Republican sources tell NewsNation that many Senate Republicans are frustrated over what they see as a dysfunctional House.

It started with the chaotic race for speaker that dragged out for an entire week.

Referring to House Republicans, Texas Republican Sen. John Cornyn told NewsNation partners at The Hill, “Don’t they realize how embarrassing this is? … If it’s this hard to elect a speaker, imagine how hard it’s going to be to pass any legislation,”

They are comments House Republicans did not take too kindly to.

The first real test for both chambers working together is fast approaching.

Treasury Secretary Janet Yellen said this week the U.S. could default on its debt by June unless Congress raises the debt limit.

A default would have catastrophic effects on the global economy. Millions of American jobs could be lost, and markets may crash.

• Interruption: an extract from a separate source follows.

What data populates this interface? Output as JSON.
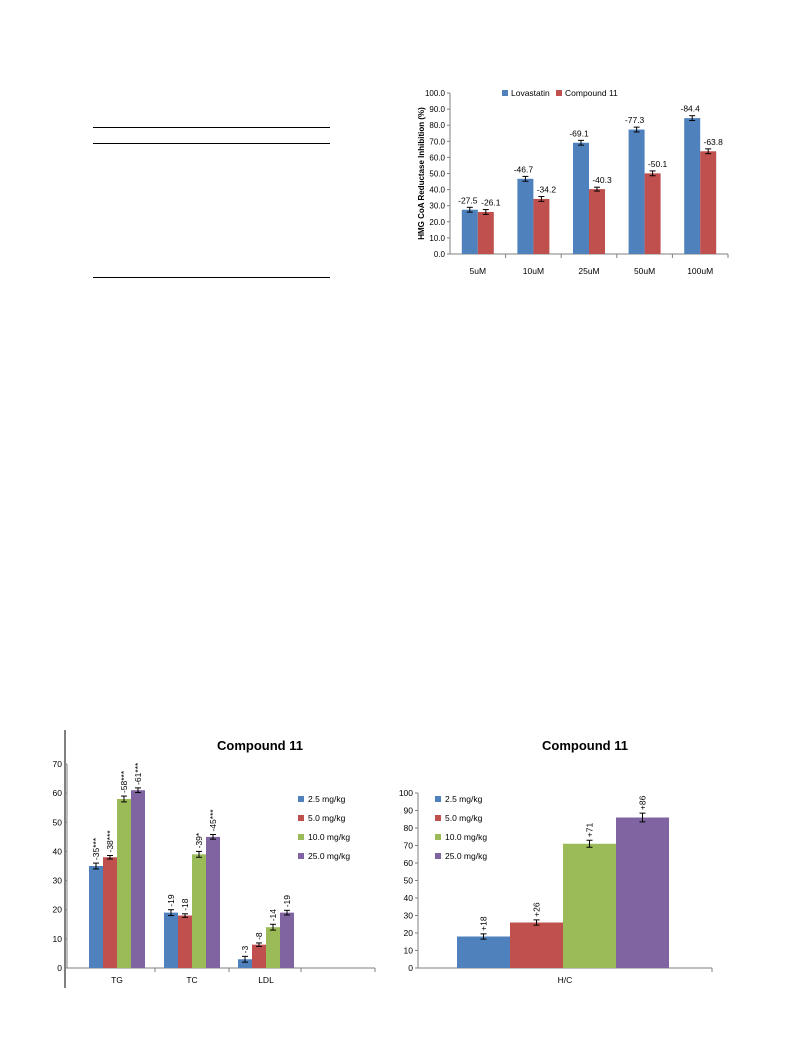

Many hard-line House Republicans say no to raising the debt limit unless they can get serious spending cuts. In some cases, demands may even slash military spending by more than $70 billion.

Republican Senate sources tell NewsNation they won’t accept massive defense cuts from their House colleagues.

Some moderate House Republicans are working behind closed doors with Democrats to find ways to get around the more hardline Republicans who refuse to raise the debt limit.

But Speaker Kevin McCarthy (R-Calif.) and other House GOP leaders say their senate counterparts will have to bend.

“The Senates going to have to recognize the fact that we’re not going to budge until we see meaningful reform with respect to spending,” said Rep. Jim Comer (R-Ky.).

McCarthy took a shot at Senate Republicans this week saying while House Republicans have been working to pass major bills, the Senate hasn’t even been in session.

“The one thing i would say is, why don’t you force the House and Senate both produce a budget, McCarthy said. “They don’t produce a budget so you know they’re wasting money.”

This week we expect to learn a lot more about how the House Democrats and Republicans plan to tackle the debt limit fight. What one lawmaker said he expects to be a “knife fight.”